Highlights & Insights¶

Entropy as a proxy for "Compute Value" is clever: It distinguishes background from semantic tokens without extra labels or training. This "measuring info instead of tokens" philosophy can be applied to other sparse architectures (e.g., KV cache compression, token pruning).
Modality allocation as Zero-sum Redistribution (\(m_j\cdot(R_v-0.5)\)) is intuitive: It uses a single scalar \(R_v\) to drive global rebalancing between experts based on batch needs.
Training-free and Plug-and-play are the biggest selling points: It can be integrated into deployed models at near-zero cost, making it more practical than schemes requiring re-training.
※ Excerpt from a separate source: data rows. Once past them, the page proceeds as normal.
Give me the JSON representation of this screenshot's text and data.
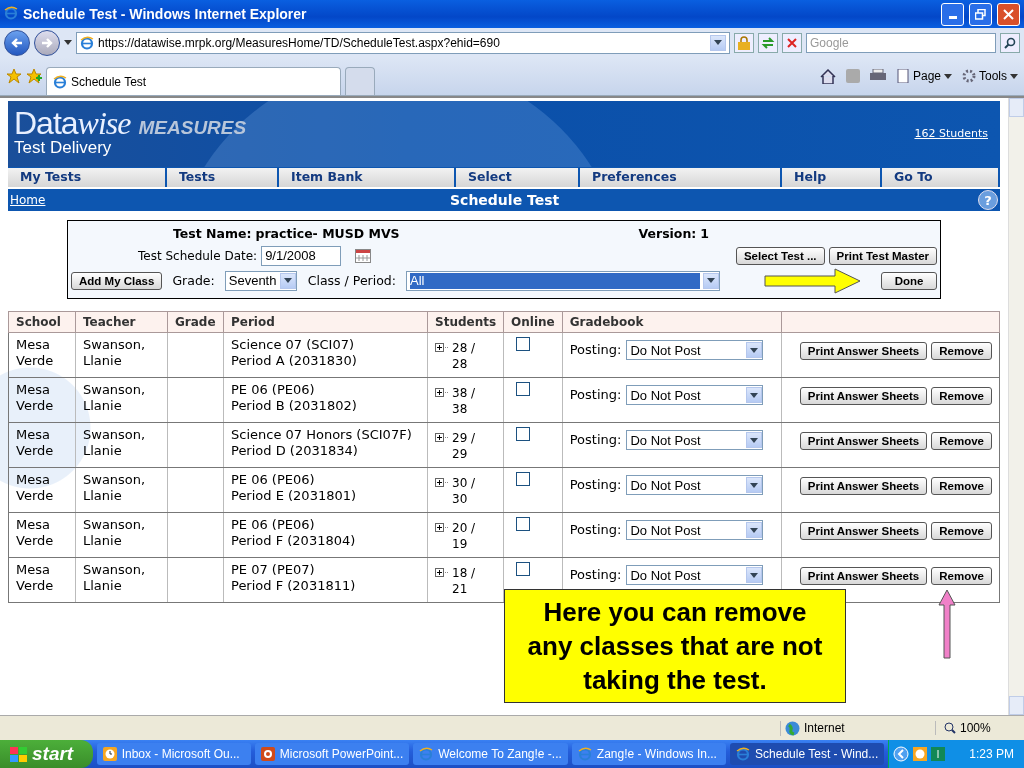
{
  "window": {
    "title": "Schedule Test - Windows Internet Explorer"
  },
  "address_bar": {
    "url": "https://datawise.mrpk.org/MeasuresHome/TD/ScheduleTest.aspx?ehid=690",
    "search_placeholder": "Google"
  },
  "tabs": [
    {
      "label": "Schedule Test",
      "selected": true
    }
  ],
  "command_bar": [
    "Page",
    "Tools"
  ],
  "banner": {
    "logo": "Data",
    "logo_accent": "wise",
    "product": "MEASURES",
    "subtitle": "Test Delivery",
    "students_link": "162 Students"
  },
  "nav": [
    "My Tests",
    "Tests",
    "Item Bank",
    "Select",
    "Preferences",
    "Help",
    "Go To"
  ],
  "subheader": {
    "home_link": "Home",
    "title": "Schedule Test",
    "help": "?"
  },
  "form": {
    "test_name_label": "Test Name:",
    "test_name": "practice- MUSD MVS",
    "version_label": "Version:",
    "version": "1",
    "date_label": "Test Schedule Date:",
    "date": "9/1/2008",
    "select_test": "Select Test ...",
    "print_master": "Print Test Master",
    "add_class": "Add My Class",
    "grade_label": "Grade:",
    "grade": "Seventh",
    "class_label": "Class / Period:",
    "class_value": "All",
    "done": "Done"
  },
  "table": {
    "columns": [
      "School",
      "Teacher",
      "Grade",
      "Period",
      "Students",
      "Online",
      "Gradebook"
    ],
    "rows": [
      {
        "school": "Mesa Verde",
        "teacher": "Swanson, Llanie",
        "course": "Science 07 (SCI07)",
        "period": "Period A (2031830)",
        "students": "28 / 28",
        "online": false,
        "posting_label": "Posting:",
        "posting": "Do Not Post",
        "print": "Print Answer Sheets",
        "remove": "Remove"
      },
      {
        "school": "Mesa Verde",
        "teacher": "Swanson, Llanie",
        "course": "PE 06 (PE06)",
        "period": "Period B (2031802)",
        "students": "38 / 38",
        "online": false,
        "posting_label": "Posting:",
        "posting": "Do Not Post",
        "print": "Print Answer Sheets",
        "remove": "Remove"
      },
      {
        "school": "Mesa Verde",
        "teacher": "Swanson, Llanie",
        "course": "Science 07 Honors (SCI07F)",
        "period": "Period D (2031834)",
        "students": "29 / 29",
        "online": false,
        "posting_label": "Posting:",
        "posting": "Do Not Post",
        "print": "Print Answer Sheets",
        "remove": "Remove"
      },
      {
        "school": "Mesa Verde",
        "teacher": "Swanson, Llanie",
        "course": "PE 06 (PE06)",
        "period": "Period E (2031801)",
        "students": "30 / 30",
        "online": false,
        "posting_label": "Posting:",
        "posting": "Do Not Post",
        "print": "Print Answer Sheets",
        "remove": "Remove"
      },
      {
        "school": "Mesa Verde",
        "teacher": "Swanson, Llanie",
        "course": "PE 06 (PE06)",
        "period": "Period F (2031804)",
        "students": "20 / 19",
        "online": false,
        "posting_label": "Posting:",
        "posting": "Do Not Post",
        "print": "Print Answer Sheets",
        "remove": "Remove"
      },
      {
        "school": "Mesa Verde",
        "teacher": "Swanson, Llanie",
        "course": "PE 07 (PE07)",
        "period": "Period F (2031811)",
        "students": "18 / 21",
        "online": false,
        "posting_label": "Posting:",
        "posting": "Do Not Post",
        "print": "Print Answer Sheets",
        "remove": "Remove"
      }
    ]
  },
  "callout": {
    "text": "Here you can remove any classes that are not taking the test."
  },
  "status_bar": {
    "zone": "Internet",
    "zoom": "100%"
  },
  "taskbar": {
    "start": "start",
    "clock": "1:23 PM",
    "items": [
      {
        "label": "Inbox - Microsoft Ou...",
        "kind": "outlook",
        "selected": false
      },
      {
        "label": "Microsoft PowerPoint...",
        "kind": "powerpoint",
        "selected": false
      },
      {
        "label": "Welcome To Zang!e -...",
        "kind": "ie",
        "selected": false
      },
      {
        "label": "Zang!e - Windows In...",
        "kind": "ie",
        "selected": false
      },
      {
        "label": "Schedule Test - Wind...",
        "kind": "ie",
        "selected": true
      }
    ]
  }
}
Limitations & Future Work¶

Entropy as a semantic proxy is heuristic; it might not hold monotonically for all vision encoder feature distributions.
Expert categorization (visual/text/shared) relies on a calibration set; if the deployment distribution shifts significantly, categorization might drift.
The evaluation focuses on relative accuracy; absolute numbers for end-to-end wall-clock latency/throughput improvements are needed to quantify the exact speedup.
Robustness ranges for hyperparameters like \(\delta\) (entropy sensitivity) and \(\rho\) (adaptation strength) are not fully explored.
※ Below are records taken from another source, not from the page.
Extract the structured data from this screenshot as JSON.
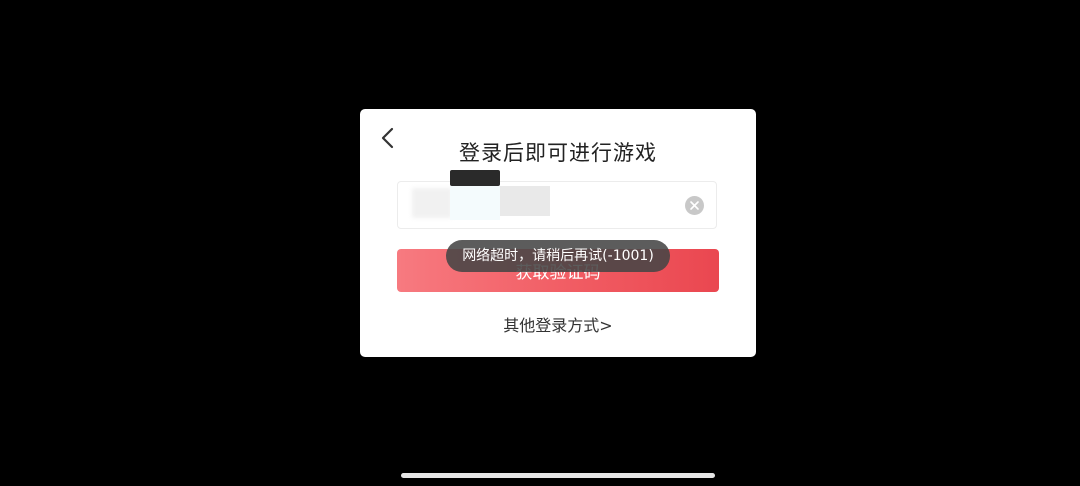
{
  "dialog": {
    "title": "登录后即可进行游戏",
    "phone_input": {
      "value": "",
      "placeholder": ""
    },
    "get_code_label": "获取验证码",
    "other_login_label": "其他登录方式>"
  },
  "toast": {
    "message": "网络超时，请稍后再试(-1001)"
  },
  "icons": {
    "back": "chevron-left-icon",
    "clear": "clear-circle-icon"
  },
  "colors": {
    "button_gradient_start": "#f77a80",
    "button_gradient_end": "#ea4750",
    "toast_background": "#464646",
    "overlay": "#000000"
  }
}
vs CAI-MoE: Both manage capacity to fight stragglers in EP. CAI-MoE assumes token equivalence; MACS uses entropy weighting and adaptive capacity to break this assumption, outperforming it in multimodal scenarios.
vs Expert Pruning (Stun / MoE-Pruner): Pruning methods reduce compute by removing experts, which often causes performance drops in multimodal settings. MACS focuses on intelligent capacity redistribution without reducing the total number of experts or changing weights.

Rating¶

Novelty: ⭐⭐⭐⭐ Introducing entropy-weighted load and modality-adaptive capacity to MoE MLLM EP inference is a fresh and targeted perspective.
Experimental Thoroughness: ⭐⭐⭐⭐ Broad coverage (3 backbones, 12 benchmarks) with clear ablation, though lacking absolute latency figures.
Writing Quality: ⭐⭐⭐⭐ Clear problem decomposition (heterogeneity/dynamics) with well-aligned formulas and motivation.
Value: ⭐⭐⭐⭐ Training-free and plug-and-play; direct practical value for efficient inference of MoE MLLMs.